The Lord of hosts is with us.
Be still and know that I am God.
Psalm 46 is read at the First Hour on Christmas because it hints at the Good News. “The Lord of hosts is with us” is repeated twice (verses 7 and 11), an echo of Isaiah’s “God is with us” sung repeatedly on Christmas Eve at Great Compline, interspersed with verses from Isaiah 8-9, including “For unto us a child is born, unto us a son is given” (Isaiah 9:6).
The heart of the Good news in both Psalm 46 and Isaiah is that we have been delivered from fear. Though the earth should change, though the mountains shake, though the seas roar and foam, “we will not fear.” Whatever is going on around us externally, in our inward being “God is our refuge and strength,” the Lord of hosts is with us and we will not be shaken.
But this conviction and inner strength doesn’t come automatically. It is the fruit of trust in the Lord that grows out of communion with him in the silence of our hearts. “Be still and know that I am God (verse 10) is a favorite verse in the Orthodox tradition of prayer. “Be still” in the Greek is scholasate, an ancestor of scholar and school, and is a reminder that all true knowledge comes out of the depth of silence and making time for restful reflection.
Wendell Berry has written about the stillness at the heart of poetry, but his words could as easily be applied to any form of activity and work that depends on inner communion with God.
“How to be a Poet (to remind myself)”
Make a place to sit down.
Sit down. Be quiet.
You must depend upon
affection, reading, knowledge,
skill-more of each
than you have-inspiration
work, growing older, patience,
for patience joins time
Breathe with unconditional breath
the unconditioned air.
Shun electric wire.
Communicate slowly.
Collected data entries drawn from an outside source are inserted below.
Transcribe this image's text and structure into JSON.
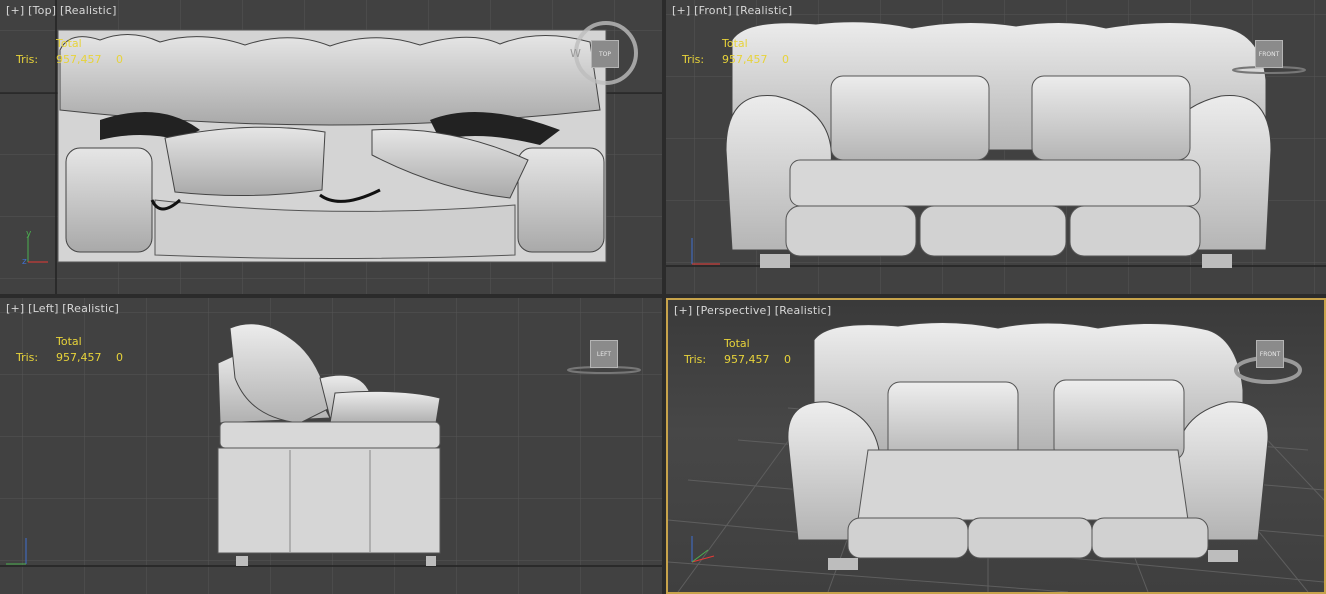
{
  "viewports": {
    "top": {
      "label_plus": "[+]",
      "label_view": "[Top]",
      "label_mode": "[Realistic]",
      "stats_total": "Total",
      "stats_key": "Tris:",
      "stats_value": "957,457",
      "stats_sel": "0",
      "viewcube": "TOP",
      "compass": "W"
    },
    "front": {
      "label_plus": "[+]",
      "label_view": "[Front]",
      "label_mode": "[Realistic]",
      "stats_total": "Total",
      "stats_key": "Tris:",
      "stats_value": "957,457",
      "stats_sel": "0",
      "viewcube": "FRONT"
    },
    "left": {
      "label_plus": "[+]",
      "label_view": "[Left]",
      "label_mode": "[Realistic]",
      "stats_total": "Total",
      "stats_key": "Tris:",
      "stats_value": "957,457",
      "stats_sel": "0",
      "viewcube": "LEFT"
    },
    "perspective": {
      "label_plus": "[+]",
      "label_view": "[Perspective]",
      "label_mode": "[Realistic]",
      "stats_total": "Total",
      "stats_key": "Tris:",
      "stats_value": "957,457",
      "stats_sel": "0",
      "viewcube": "FRONT"
    }
  },
  "colors": {
    "viewport_bg": "#414141",
    "grid_line": "#545454",
    "active_border": "#c7a34b",
    "stats_text": "#e7d33a",
    "model_fill": "#d9d9d9",
    "model_shade": "#9a9a9a"
  },
  "icons": [
    "axis-gizmo-icon",
    "viewcube-icon",
    "compass-ring-icon"
  ]
}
Live
a three-dimensional life;
stay away from screens.
Stay away from anything
that obscures the place it is in.
There are no unsacred places;
there are only sacred places
and desecrated places.
Accept what comes from silence.
Make the best you can of it.
Of the little words that come
out of the silence, like prayers
prayed back to the one who prays,
make a poem that does not disturb
the silence from which it came.”
* * *
Years ago I learned from a fellow priest a practical prayer application of “Be still and know that I am God.” You can repeat this quietly over and over, and then progressively lop of the words and repeating again each time. “Be still and know that I am…Be still and know…Be still…Be…” This has a way of leading you into stillness.
Lesser Synod at the Chancery
Metropolitan Tikhon, Archbishop Nathaniel, Archbishop Benjamin and Bishop Michael continue their work today. The OCA’s officers are involved in most of the agenda too, although several closed sessions for the bishops alone are scheduled as well. As I’ve said in the past that it is a privilege to work so closely with His Beatitude and the bishops. Even on difficult matters, there is a good humored and friendly spirit that prevails. From time to time the work is quite intense and detailed as letters and documents are reviewed and re-drafted together or as questions come up that require some rethinking on policies and procedures. But this in itself reflects the conciliar, cooperative spirit (or sobornost) that should be normal in the work of the Church.